La première réponse, et la plus évidente, à cette question est que nous sommes tenus de nous soumettre à des accréditations régulières pour exercer nos activités, ce qui implique des examens approfondis de la documentation, des audits d'observation, des entretiens et d'autres contrôles de notre système. Des organismes d'accréditation très respectés, tels que l'ANAB et l'ASI, veillent à ce que nos audits soient parfaitement transparents et conformes aux normes. Cette responsabilité empêche les organismes de certification (OC) de contourner les normes en délivrant simplement des certificats sans fondement ou en s'écartant des normes, car de telles actions seraient découvertes par nos propres organismes d'accréditation, ce qui pourrait entraîner la perte de notre accréditation d'audit.

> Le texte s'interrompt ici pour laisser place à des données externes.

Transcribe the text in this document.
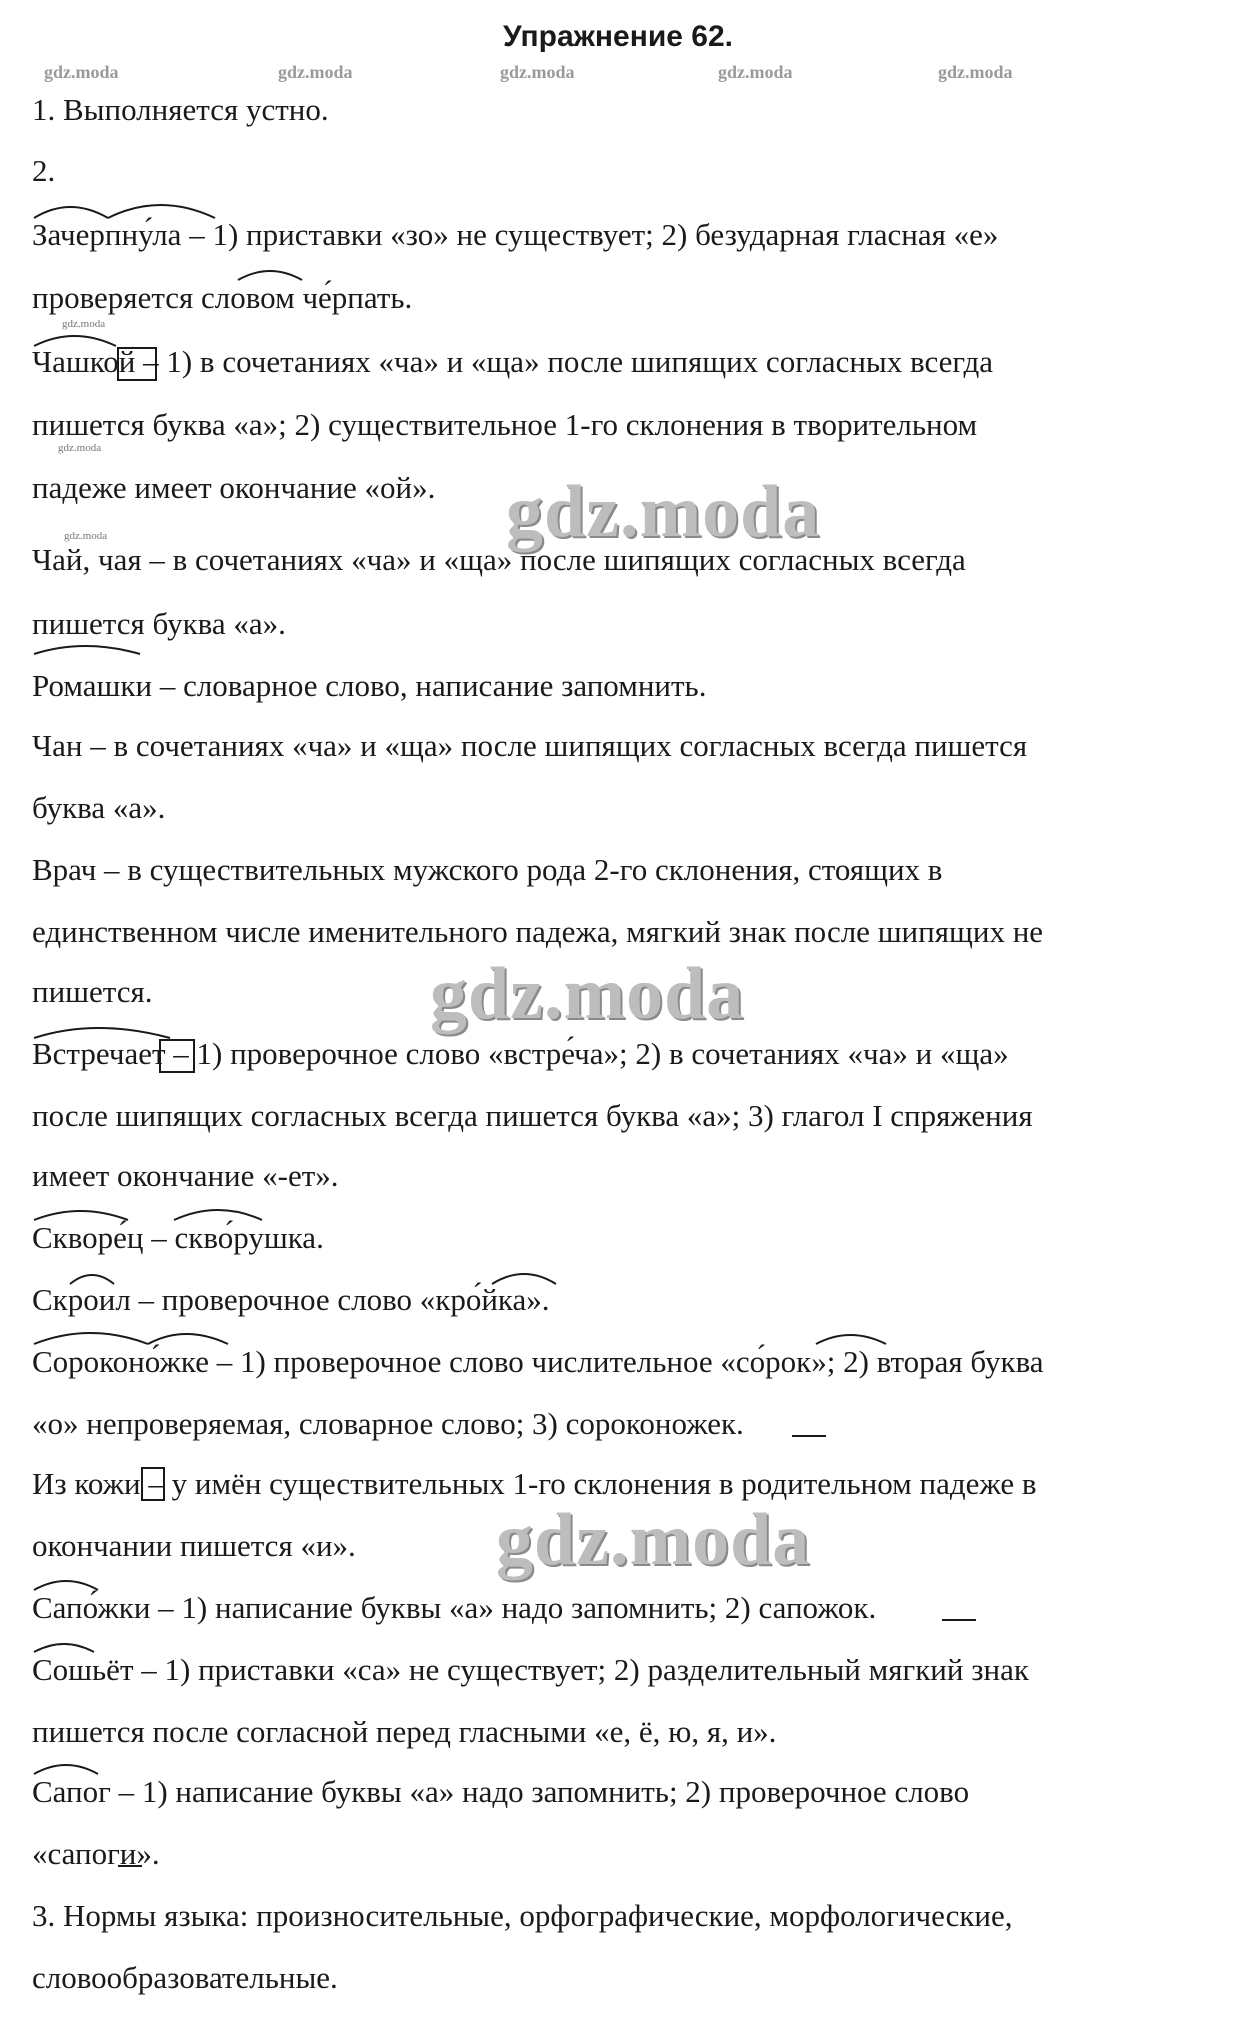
Упражнение 62.
gdz.moda	gdz.moda	gdz.moda	gdz.moda	gdz.moda
gdz.moda
gdz.moda
gdz.moda
1. Выполняется устно.
2.
Зачерпну́ла – 1) приставки «зо» не существует; 2) безударная гласная «е»
проверяется словом че́рпать.
Чашкой – 1) в сочетаниях «ча» и «ща» после шипящих согласных всегда
пишется буква «а»; 2) существительное 1-го склонения в творительном
падеже имеет окончание «ой».
Чай, чая – в сочетаниях «ча» и «ща» после шипящих согласных всегда
пишется буква «а».
Ромашки – словарное слово, написание запомнить.
Чан – в сочетаниях «ча» и «ща» после шипящих согласных всегда пишется
буква «а».
Врач – в существительных мужского рода 2-го склонения, стоящих в
единственном числе именительного падежа, мягкий знак после шипящих не
пишется.
Встречает – 1) проверочное слово «встре́ча»; 2) в сочетаниях «ча» и «ща»
после шипящих согласных всегда пишется буква «а»; 3) глагол I спряжения
имеет окончание «-ет».
Скворе́ц – скво́рушка.
Скроил – проверочное слово «кро́йка».
Сороконо́жке – 1) проверочное слово числительное «со́рок»; 2) вторая буква
«о» непроверяемая, словарное слово; 3) сороконожек.
Из кожи – у имён существительных 1-го склонения в родительном падеже в
окончании пишется «и».
Сапо́жки – 1) написание буквы «а» надо запомнить; 2) сапожок.
Сошьёт – 1) приставки «са» не существует; 2) разделительный мягкий знак
пишется после согласной перед гласными «е, ё, ю, я, и».
Сапог – 1) написание буквы «а» надо запомнить; 2) проверочное слово
«сапоги».
3. Нормы языка: произносительные, орфографические, морфологические,
словообразовательные.
gdz.moda
gdz.moda
gdz.moda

Dans le cadre de ce système de contrôle et d’équilibre au sein du secteur, les organismes d’accréditation procèdent souvent à leur propre audit de gestion forestière, en présence d’un organisme de certification qui observe le processus afin de s’assurer du respect de la norme de gestion forestière spécifique et des directives d’audit du système de certification. Et bien que tous les organismes de certification puissent commettre des erreurs, les services internes de contrôle qualité examinent chaque audit, et les organismes d'accréditation signalent à l'organisme de certification toute anomalie ou tout problème qu'ils constatent. Cela constitue un mécanisme d'amélioration continue et contribue à préserver l'intégrité des certifications au sein du secteur de la gestion forestière.
Comme dans de nombreux autres organismes de certification, chez SCS, tous nos auditeurs possèdent non seulement plusieurs années de formation et d’expérience dans l’industrie des produits forestiers et en matière d’audits sur le terrain, mais aussi, bien souvent, une expertise locale et régionale. Toutefois, si l’auditeur principal ne parle pas la langue locale ou ne dispose pas d’une expérience régionale, nous faisons appel à un interprète ou à un expert local qui maîtrise le contexte régional et la langue. De plus, bien que le recours à des experts ne soit pas nécessairement une exigence des normes, nous le faisons généralement si nous rencontrons des difficultés avec des parties prenantes qui fournissent de nombreuses informations ayant une incidence sur l'audit.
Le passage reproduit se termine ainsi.